Sein Lebensmotto scheint in Berachot wiedergegeben worden zu sein: »Man sollte stets wachsam sein in seiner Furcht vor G’tt; eine sanfte Antwort vertreibt den Zorn; gehe freundlich mit Verwandten und Freunden um und mit allen Menschen, sogar mit einem Heiden auf der Straße. Auf diese Weise wird man von G’tt geliebt, von den Menschen bewundert und von allen Kreaturen willkommen sein« (17a). Von ihm sagt der Talmud, dass er an jedem Freitag Grüße aus der »himmlischen Jeschiwa« erhielt (Taanit 21b).

Neben den Diskussionen mit seinem Onkel Rabba und seinem Lehrer Raw Josef enthält der Talmud Hunderte Diskussionen Abajes mit Rawa.

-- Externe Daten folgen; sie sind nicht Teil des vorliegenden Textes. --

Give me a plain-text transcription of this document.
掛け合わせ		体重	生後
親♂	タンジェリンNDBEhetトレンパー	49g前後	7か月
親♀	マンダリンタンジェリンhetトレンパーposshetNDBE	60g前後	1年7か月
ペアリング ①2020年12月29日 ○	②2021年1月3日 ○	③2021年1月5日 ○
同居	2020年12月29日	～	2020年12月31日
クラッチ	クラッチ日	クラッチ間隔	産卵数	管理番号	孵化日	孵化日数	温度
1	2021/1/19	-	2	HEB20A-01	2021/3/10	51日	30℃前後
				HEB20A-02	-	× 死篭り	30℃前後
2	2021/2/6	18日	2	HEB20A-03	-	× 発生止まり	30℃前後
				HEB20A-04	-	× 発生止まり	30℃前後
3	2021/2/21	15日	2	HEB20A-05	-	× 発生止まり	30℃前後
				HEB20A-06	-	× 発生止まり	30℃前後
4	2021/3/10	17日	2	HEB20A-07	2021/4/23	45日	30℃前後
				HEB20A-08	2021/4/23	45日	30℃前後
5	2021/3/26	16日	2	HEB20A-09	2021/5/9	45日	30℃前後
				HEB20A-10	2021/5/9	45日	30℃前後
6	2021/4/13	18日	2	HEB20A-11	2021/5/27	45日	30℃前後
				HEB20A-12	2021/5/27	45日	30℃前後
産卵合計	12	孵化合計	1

Rawa war, das kann man durchaus behaupten, das Gegenteil von Abaje. Er kam aus einem reichen Haus, und meist wurde nach ihm die Halacha entschieden, außer in sechs Fällen. Er sollte es sein, den Abajes Frau Choma nach dessen Tod noch um Geld bitten muss (Ketubot 65a).

In Berachot (48a) erfahren wir, dass beide anscheinend zusammen bei Rabba studierten, also einander seit ihrer Kindheit kannten. So fragte Rabba sie: »Wo residiert der Allbarmherzige?« Rawa zeigte zur Decke. Abaje hingegen ging hinaus und zeigte zum Himmel. Rabba sagte zu beiden: »Ihr werdet beide Weise werden.«

Tatsächlich sind ihre Diskussionen, auch bekannt als »Hawajot d’Abaje weRawa«, jene, die nahezu alle Aspekte des Lebens abdecken und somit wesentlich für den Talmud sind. So wesentlich, dass der Talmud behauptet, Jochanan ben Zakkaj habe sich mit ihnen beschäftigt (Sukka 28a), und dieser hat immerhin fast drei Jahrhunderte vor ihnen gelebt.

Das Gespräch der beiden mit ihrem Lehrer Rabba war eine Veranschaulichung ihrer Herangehensweise. Rawa sah die Präsenz G’ttes »innerhalb« des Lehrhauses. Abaje sah sie auch außerhalb des Lehrhauses.

Im Traktat Rosch Haschana (18a) diskutieren beide entsprechend: »Rawa sprach: ›Mit einem Opfer oder einer Opfergabe wird die Sünde des Hauses Eli nicht gesühnt (ein Verweis auf 1. Schmuel 2,33), aber sie kann durch Torastudium gesühnt werden.‹ Abaje sagte: ›Mit einem Opfer oder einer Opfergabe wird die Sünde des Hauses Eli nicht gesühnt, aber sie wird durch das Torastudium und wohltätige Taten gesühnt.‹«

Rabba und Abaje stammten aus dem Haus Eli. Es unterlag dem Fluch, dass die meisten seiner Nachkommen jung starben. Rabba, der sich fast ausschließlich mit dem Torastudium beschäftigte, lebte 40 Jahre, während Abaje, der sich sowohl mit dem Torastudium beschäftigte als auch mit guten Taten, 60 Jahre lebte.«

Wir erfahren auf diese Weise also, dass einer der Großen des Talmuds nur 60 Jahre alt wurde. Er bewies einen seiner Aussprüche durch sein eigenes Leben.